They’re good, they’re bad and they’re ugly

There’s no other way of putting it. None of the following creatures were blessed with movie star looks but each one has a majesty and a beauty all of its own. As you’ll see for yourself at The Homestead. Let’s start with the vulture.

Vultures get a pretty bad rap. Maybe because they feed on the decaying flesh of slaughtered animals. But by doing this, they play a vital role in the ecosystem by preventing the spread of disease. Vultures’ extraordinarily robust digestive systems allow them to consume the sort of bacteria that would be lethal to other animals. This means deadly bacteria are removed from the ecosystem and other creatures are protected.

These magnificent birds can have wingspans of almost three metres. They soar to astonishing heights to detect their food, aided by almost supernatural eyesight.

A flying formation of vultures is known as a “kettle” but when they’re feasting on dead animals, they’re known – quite appropriately – as a “wake”.

Mud-wallowing, den-dwelling warthogs are surprisingly nippy. They can run at speeds of up to the 30 mph but, unlike vultures, their eyesight isn’t great. This is why they run with their distinctive tails rigid in the air like aerials. So, when a group of warthogs – known as a “sounder” – are hurtling through long grass, they can easily keep track of each others’ tails.

Despite their fearsome appearance, warthogs are not predators. Their sharp tusks are used primarily to forage and this has the additional benefit of aerating the soil. Closely related to both the pig and the wild boar, warthogs have cordial relationships with other animals. Oxpeckers and yellow hornbills can be spotted on a warthog’s hide, feasting on insects while monkeys will carefully remove ticks from that hide. These relationships both free the warthog from pests and provide food for other animals.

The Marabou Stork has a pterodactyl-like appearance, which always reminds us that birds evolved from dinosaurs. It fills its huge yellow-green bill with fish, frogs, lizards, insects and mice. The largest of all storks, Marabous are not fussy eaters. They’ll happily feast alongside the vultures on whatever’s going, so they too prevent the spread of disease into the ecosystem by digesting the bacteria that might cause disease in other animals.

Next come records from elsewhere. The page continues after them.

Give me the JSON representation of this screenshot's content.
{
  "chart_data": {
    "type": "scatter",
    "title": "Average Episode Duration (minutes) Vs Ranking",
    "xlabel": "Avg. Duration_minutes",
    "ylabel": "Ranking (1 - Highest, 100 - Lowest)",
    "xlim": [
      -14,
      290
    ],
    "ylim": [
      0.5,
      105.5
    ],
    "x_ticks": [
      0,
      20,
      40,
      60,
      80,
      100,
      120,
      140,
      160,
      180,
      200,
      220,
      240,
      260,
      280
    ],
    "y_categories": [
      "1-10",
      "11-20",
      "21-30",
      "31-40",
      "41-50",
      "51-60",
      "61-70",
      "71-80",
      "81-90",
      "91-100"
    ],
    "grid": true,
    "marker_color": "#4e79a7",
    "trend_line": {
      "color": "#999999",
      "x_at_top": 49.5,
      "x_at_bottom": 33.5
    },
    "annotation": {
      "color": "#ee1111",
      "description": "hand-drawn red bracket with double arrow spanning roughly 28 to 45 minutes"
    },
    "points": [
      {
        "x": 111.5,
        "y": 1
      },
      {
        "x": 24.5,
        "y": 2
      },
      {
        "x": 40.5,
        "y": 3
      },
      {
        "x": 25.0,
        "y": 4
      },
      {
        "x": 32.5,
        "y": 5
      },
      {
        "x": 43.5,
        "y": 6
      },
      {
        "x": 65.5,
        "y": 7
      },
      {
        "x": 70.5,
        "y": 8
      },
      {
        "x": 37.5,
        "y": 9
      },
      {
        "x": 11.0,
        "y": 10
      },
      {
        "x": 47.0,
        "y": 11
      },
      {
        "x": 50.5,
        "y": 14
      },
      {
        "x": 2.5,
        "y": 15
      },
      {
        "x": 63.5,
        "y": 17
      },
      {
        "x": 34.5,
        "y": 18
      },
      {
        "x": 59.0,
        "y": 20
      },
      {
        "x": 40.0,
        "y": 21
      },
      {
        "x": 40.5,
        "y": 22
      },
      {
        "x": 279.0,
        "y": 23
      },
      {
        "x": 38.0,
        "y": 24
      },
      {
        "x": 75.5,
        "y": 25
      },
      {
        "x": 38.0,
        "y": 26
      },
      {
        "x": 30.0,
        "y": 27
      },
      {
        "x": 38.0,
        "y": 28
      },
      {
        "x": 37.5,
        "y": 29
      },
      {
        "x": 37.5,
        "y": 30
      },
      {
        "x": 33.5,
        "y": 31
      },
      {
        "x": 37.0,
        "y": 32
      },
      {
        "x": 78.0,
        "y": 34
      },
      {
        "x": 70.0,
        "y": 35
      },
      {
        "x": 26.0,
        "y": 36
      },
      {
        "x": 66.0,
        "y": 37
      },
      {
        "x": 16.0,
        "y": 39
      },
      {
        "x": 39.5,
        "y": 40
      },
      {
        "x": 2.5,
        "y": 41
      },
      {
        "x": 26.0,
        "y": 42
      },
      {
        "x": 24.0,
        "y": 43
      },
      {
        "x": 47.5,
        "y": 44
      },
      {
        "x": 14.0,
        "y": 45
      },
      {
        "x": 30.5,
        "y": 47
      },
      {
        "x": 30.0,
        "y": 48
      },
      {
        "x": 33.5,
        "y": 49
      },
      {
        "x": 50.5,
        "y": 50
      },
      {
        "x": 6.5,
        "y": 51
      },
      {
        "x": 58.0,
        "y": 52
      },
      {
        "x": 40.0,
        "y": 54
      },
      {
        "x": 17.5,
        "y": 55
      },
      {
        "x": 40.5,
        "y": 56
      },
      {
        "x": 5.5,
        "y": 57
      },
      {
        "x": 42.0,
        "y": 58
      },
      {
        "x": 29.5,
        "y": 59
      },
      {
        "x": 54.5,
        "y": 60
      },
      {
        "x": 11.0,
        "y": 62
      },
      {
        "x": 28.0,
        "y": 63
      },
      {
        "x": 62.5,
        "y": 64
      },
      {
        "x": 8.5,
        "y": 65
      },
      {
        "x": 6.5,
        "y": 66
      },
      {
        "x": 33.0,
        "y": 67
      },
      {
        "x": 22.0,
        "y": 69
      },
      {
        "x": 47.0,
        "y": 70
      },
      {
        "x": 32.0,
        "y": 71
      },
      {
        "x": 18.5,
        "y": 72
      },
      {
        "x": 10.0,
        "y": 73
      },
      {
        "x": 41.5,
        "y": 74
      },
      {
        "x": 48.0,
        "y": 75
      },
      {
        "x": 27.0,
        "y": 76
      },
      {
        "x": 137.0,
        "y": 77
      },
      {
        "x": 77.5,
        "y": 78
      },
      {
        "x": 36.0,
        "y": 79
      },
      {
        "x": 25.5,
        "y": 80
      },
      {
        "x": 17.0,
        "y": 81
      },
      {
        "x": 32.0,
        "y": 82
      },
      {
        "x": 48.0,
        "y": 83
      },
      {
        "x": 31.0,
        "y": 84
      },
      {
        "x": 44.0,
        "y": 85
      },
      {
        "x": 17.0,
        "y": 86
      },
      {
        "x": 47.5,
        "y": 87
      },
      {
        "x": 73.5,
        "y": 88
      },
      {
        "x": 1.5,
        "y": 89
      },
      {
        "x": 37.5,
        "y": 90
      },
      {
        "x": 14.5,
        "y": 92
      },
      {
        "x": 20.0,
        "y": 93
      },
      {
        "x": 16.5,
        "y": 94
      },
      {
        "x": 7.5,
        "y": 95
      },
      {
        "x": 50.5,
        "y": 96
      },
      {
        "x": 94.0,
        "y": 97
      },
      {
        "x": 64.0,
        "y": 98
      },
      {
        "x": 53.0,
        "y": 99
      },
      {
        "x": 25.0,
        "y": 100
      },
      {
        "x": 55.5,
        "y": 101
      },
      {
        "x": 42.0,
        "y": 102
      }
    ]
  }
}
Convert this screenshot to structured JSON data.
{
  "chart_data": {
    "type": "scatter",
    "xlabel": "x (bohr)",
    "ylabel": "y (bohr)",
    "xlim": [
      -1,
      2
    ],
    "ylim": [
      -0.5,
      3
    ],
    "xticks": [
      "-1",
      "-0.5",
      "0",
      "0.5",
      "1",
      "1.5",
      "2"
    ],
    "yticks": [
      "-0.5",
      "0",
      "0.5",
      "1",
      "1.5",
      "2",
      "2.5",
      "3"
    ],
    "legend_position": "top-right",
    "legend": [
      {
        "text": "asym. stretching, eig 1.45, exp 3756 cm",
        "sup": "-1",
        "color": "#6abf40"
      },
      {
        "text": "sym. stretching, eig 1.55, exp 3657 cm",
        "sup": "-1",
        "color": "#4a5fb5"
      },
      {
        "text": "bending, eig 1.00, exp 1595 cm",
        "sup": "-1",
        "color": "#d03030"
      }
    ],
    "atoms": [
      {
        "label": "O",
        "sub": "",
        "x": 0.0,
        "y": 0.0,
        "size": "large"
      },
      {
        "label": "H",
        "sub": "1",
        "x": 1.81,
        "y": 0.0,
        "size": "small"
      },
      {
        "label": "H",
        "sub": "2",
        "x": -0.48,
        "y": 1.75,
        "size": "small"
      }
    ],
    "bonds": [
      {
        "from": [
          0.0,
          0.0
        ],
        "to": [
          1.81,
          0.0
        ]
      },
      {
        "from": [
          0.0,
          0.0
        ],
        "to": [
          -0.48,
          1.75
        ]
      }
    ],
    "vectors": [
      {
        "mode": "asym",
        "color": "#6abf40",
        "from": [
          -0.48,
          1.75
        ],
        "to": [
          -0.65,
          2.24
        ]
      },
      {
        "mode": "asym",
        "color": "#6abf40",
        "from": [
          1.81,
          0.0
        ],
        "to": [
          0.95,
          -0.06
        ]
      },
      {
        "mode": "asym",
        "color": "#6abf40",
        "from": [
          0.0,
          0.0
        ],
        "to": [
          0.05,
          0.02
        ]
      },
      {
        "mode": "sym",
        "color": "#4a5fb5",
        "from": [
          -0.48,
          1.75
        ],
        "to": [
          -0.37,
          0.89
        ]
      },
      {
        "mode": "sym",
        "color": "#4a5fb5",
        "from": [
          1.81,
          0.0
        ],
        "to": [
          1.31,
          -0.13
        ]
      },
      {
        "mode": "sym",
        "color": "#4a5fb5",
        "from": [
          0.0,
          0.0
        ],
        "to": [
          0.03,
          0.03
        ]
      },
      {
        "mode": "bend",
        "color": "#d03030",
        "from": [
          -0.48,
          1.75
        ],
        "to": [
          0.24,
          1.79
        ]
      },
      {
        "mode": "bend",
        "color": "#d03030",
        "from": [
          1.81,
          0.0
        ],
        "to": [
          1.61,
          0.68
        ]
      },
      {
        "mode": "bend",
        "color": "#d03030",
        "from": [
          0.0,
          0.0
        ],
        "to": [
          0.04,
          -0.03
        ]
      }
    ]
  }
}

With their dark grey, cloak-like wings, white tail feathers and long white legs, their appearance from behind has led to the Marabou Stork being referred as the “undertaker bird” and a group of them is known as a “funeral”.

Hyenas live in clans of over a hundred and are one of the most important animals in African ecosystems. Although known for scavenging food from other predators, hyenas actually kill most of their food themselves. They’ll run at their prey at almost 40 mph and can devour up to a third of their body weight in one feed. Hyena cubs are born ready for action, with teeth, fully developed muscles and their eyes wide-open. What’s more, they have the strongest jaws of all African carnivores.

Like their fellow uglies, the vulture and the Marabou Stork, hyenas are a first-class clean-up crew for the ecosystem: they make quick work of clearing bones and consuming carcasses, which again means they prevent the spread of disease.

Heavily built with a long anvil-shaped nose and hairy face, a horse’s mane, a beard, curved horns, stripes of black hair down their hunched backs and short back legs of an antelope, the wildebeest was never going to win any beauty contests. One of the largest of all antelopes, this fabulous beast can be up to 8ft in length.

Despite their meaty appearance, wildebeest are actually vegans, constantly grazing on grasses, herbs, shoots and leaves. Unlike warthogs, wildebeest need a constant supply of water, which fortunately, isn’t a problem on a lush reserve like Nambiti.

They co-exist quite happily with giraffes and zebras but live in huge herds to protect themselves from predators like lions, cheetahs, crocodiles and hyenas. Despite this, the female wildebeest will do anything to protect her cubs. One was seen on the reserve fighting off two jackals immediately after childbirth. The dominant male Blue Wildebeest, however, are almost comically playful. Their bizarre antics and mating rituals have led to them being known as the “Clowns of the Savannah”.

Given these many contradictions, is it any wonder that their collective noun is an “implausibility” of wildebeest.